The images stage, reenact, and rehearse memories dredged from Lilly’s imagination, confronting the viewer with the extent of their authenticity. Each photograph challenges the limitation of time, jumbling the historical nature of the story with the contemporary image. Disrupting the conventional narrative, Lilly visualizes the same characters in her stories with different models. Despite the discrepancies, viewers are encouraged to trust that the stories are true, even if the documentation is not real. The inextricable connection between the image and text bounds the artist and audience in a relationship that more closely approximates the intimacy created between narrator and reader. Based on the camera’s placement to capture each scene, a viewer can oscillate between being inside and outside of Lilly’s immersive yet fabricated fish bowl, moving between first- and third-person accounts.

While the work in the show is unafraid to move freely through time and perspective, the organization of the exhibition perhaps adheres too much to logic. By applying the title above the “beginning” of each series, the gallery text attempts too much control over how visitors should move through the space, instead of reveling in the freedom to swim around in the artist’s psyche.

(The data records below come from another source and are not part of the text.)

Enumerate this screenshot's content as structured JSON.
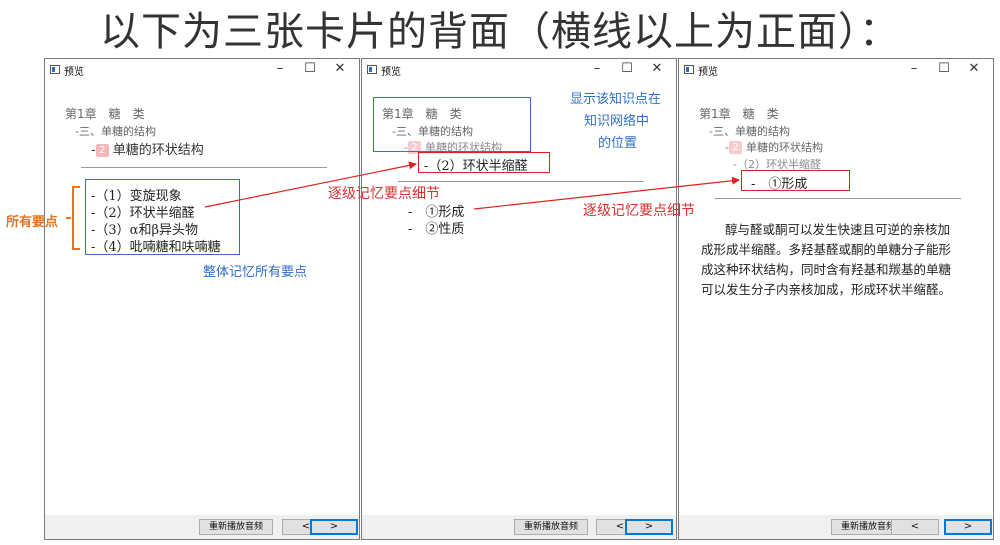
{
  "heading": "以下为三张卡片的背面（横线以上为正面）：",
  "window": {
    "title": "预览",
    "minimize": "–",
    "maximize": "☐",
    "close": "✕",
    "replay_label": "重新播放音频",
    "prev_label": "<",
    "next_label": ">"
  },
  "card1": {
    "chapter": "第1章　糖　类",
    "section": "-三、单糖的结构",
    "badge": "2",
    "topic": "单糖的环状结构",
    "points": [
      "-（1）变旋现象",
      "-（2）环状半缩醛",
      "-（3）α和β异头物",
      "-（4）吡喃糖和呋喃糖"
    ],
    "label_all_points": "所有要点",
    "label_memorize_all": "整体记忆所有要点"
  },
  "card2": {
    "chapter": "第1章　糖　类",
    "section": "-三、单糖的结构",
    "badge": "2",
    "topic": "单糖的环状结构",
    "current": "-（2）环状半缩醛",
    "details": [
      "-　①形成",
      "-　②性质"
    ],
    "label_position": [
      "显示该知识点在",
      "知识网络中",
      "的位置"
    ],
    "label_progressive": "逐级记忆要点细节"
  },
  "card3": {
    "chapter": "第1章　糖　类",
    "section": "-三、单糖的结构",
    "badge": "2",
    "topic": "单糖的环状结构",
    "parent": "-（2）环状半缩醛",
    "current": "-　①形成",
    "paragraph": [
      "醇与醛或酮可以发生快速且可逆的亲核加",
      "成形成半缩醛。多羟基醛或酮的单糖分子能形",
      "成这种环状结构，同时含有羟基和羰基的单糖",
      "可以发生分子内亲核加成，形成环状半缩醛。"
    ],
    "label_progressive": "逐级记忆要点细节"
  },
  "colors": {
    "annotation_blue": "#2f6ec8",
    "annotation_red": "#d93030",
    "annotation_orange": "#e8731a",
    "badge_pink": "#f4b6b6"
  }
}
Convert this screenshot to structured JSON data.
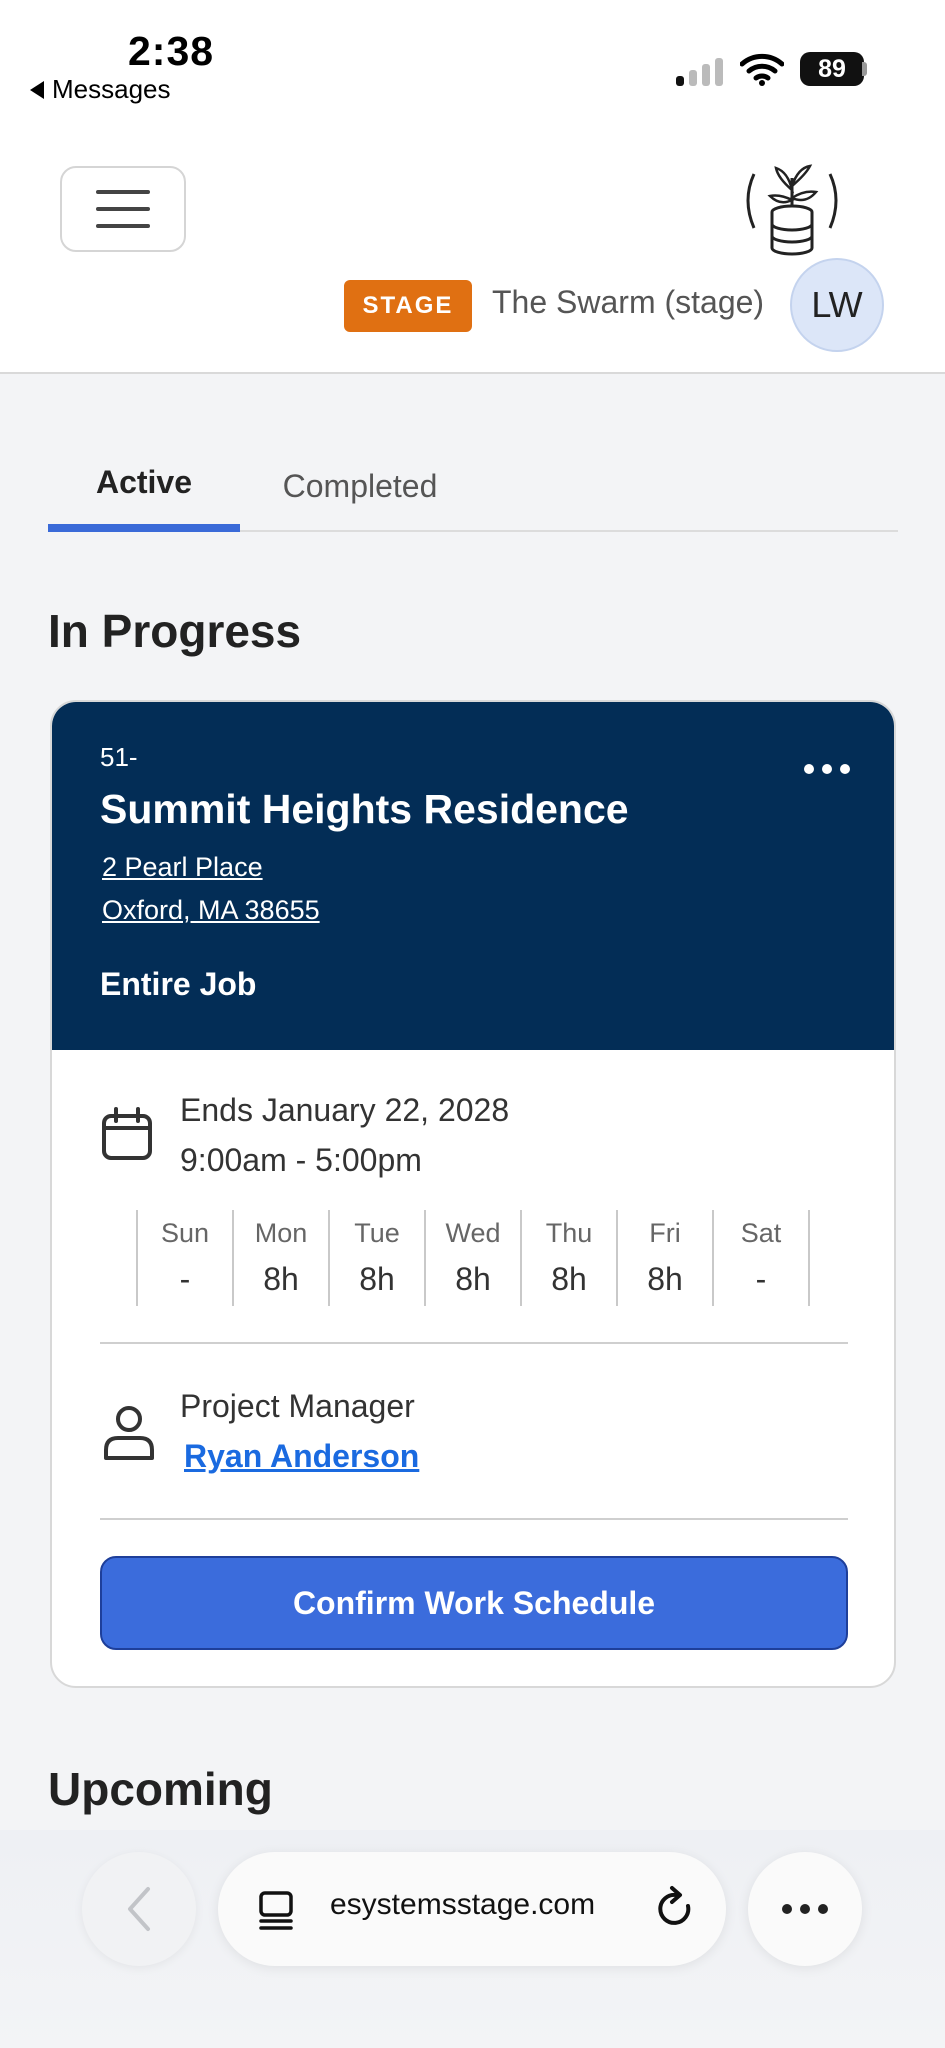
{
  "status_bar": {
    "time": "2:38",
    "back_app": "Messages",
    "battery": "89"
  },
  "header": {
    "stage_badge": "STAGE",
    "org_name": "The Swarm (stage)",
    "avatar_initials": "LW"
  },
  "tabs": [
    {
      "label": "Active",
      "selected": true
    },
    {
      "label": "Completed",
      "selected": false
    }
  ],
  "sections": {
    "in_progress": "In Progress",
    "upcoming": "Upcoming"
  },
  "job_card": {
    "job_number": "51-",
    "title": "Summit Heights Residence",
    "address_line1": "2 Pearl Place",
    "address_line2": "Oxford, MA 38655",
    "scope": "Entire Job",
    "ends": "Ends January 22, 2028",
    "hours": "9:00am - 5:00pm",
    "week": [
      {
        "day": "Sun",
        "hours": "-"
      },
      {
        "day": "Mon",
        "hours": "8h"
      },
      {
        "day": "Tue",
        "hours": "8h"
      },
      {
        "day": "Wed",
        "hours": "8h"
      },
      {
        "day": "Thu",
        "hours": "8h"
      },
      {
        "day": "Fri",
        "hours": "8h"
      },
      {
        "day": "Sat",
        "hours": "-"
      }
    ],
    "pm_label": "Project Manager",
    "pm_name": "Ryan Anderson",
    "confirm_label": "Confirm Work Schedule"
  },
  "browser": {
    "url": "esystemsstage.com"
  },
  "colors": {
    "card_header": "#032d56",
    "accent": "#3b6cdc",
    "stage_badge": "#e07012",
    "link": "#1a6ae0"
  }
}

Beth Lilly, Escaped Convicts, 2011, archival pigment print, 17 x 22 inches. Image courtesy Hagedorn Foundation Gallery.

The series Escaped Convicts exemplifies the unique interpretations afforded with hindsight, and its ability to jump through time. In the series, the artist describes her brother’s crime and imprisonment as well as a later encounter with escaped convicts posing as hitchhikers. The orange boots at center of the narrative generate complex yet distinct emotions when reversing or fast-forwarding through her memories. Demonstrating more accurately the way we sift through the past, the same series opens to endless interpretations depending on how a story unfolds. It is here that we find the hand-scribbled note mentioned at the beginning of this article, reminding us that stories are not static but malleable forms.

Throughout the exhibition, Lilly asks to be considered a reliable narrator. With her title’s assertion that “every single one of these stories is true,” the accounts collectively reflect the beauty, mystery, and messiness of life. By mining various components of her past, the exhibition also encourages us as viewers to reflect upon the construction of our own narratives.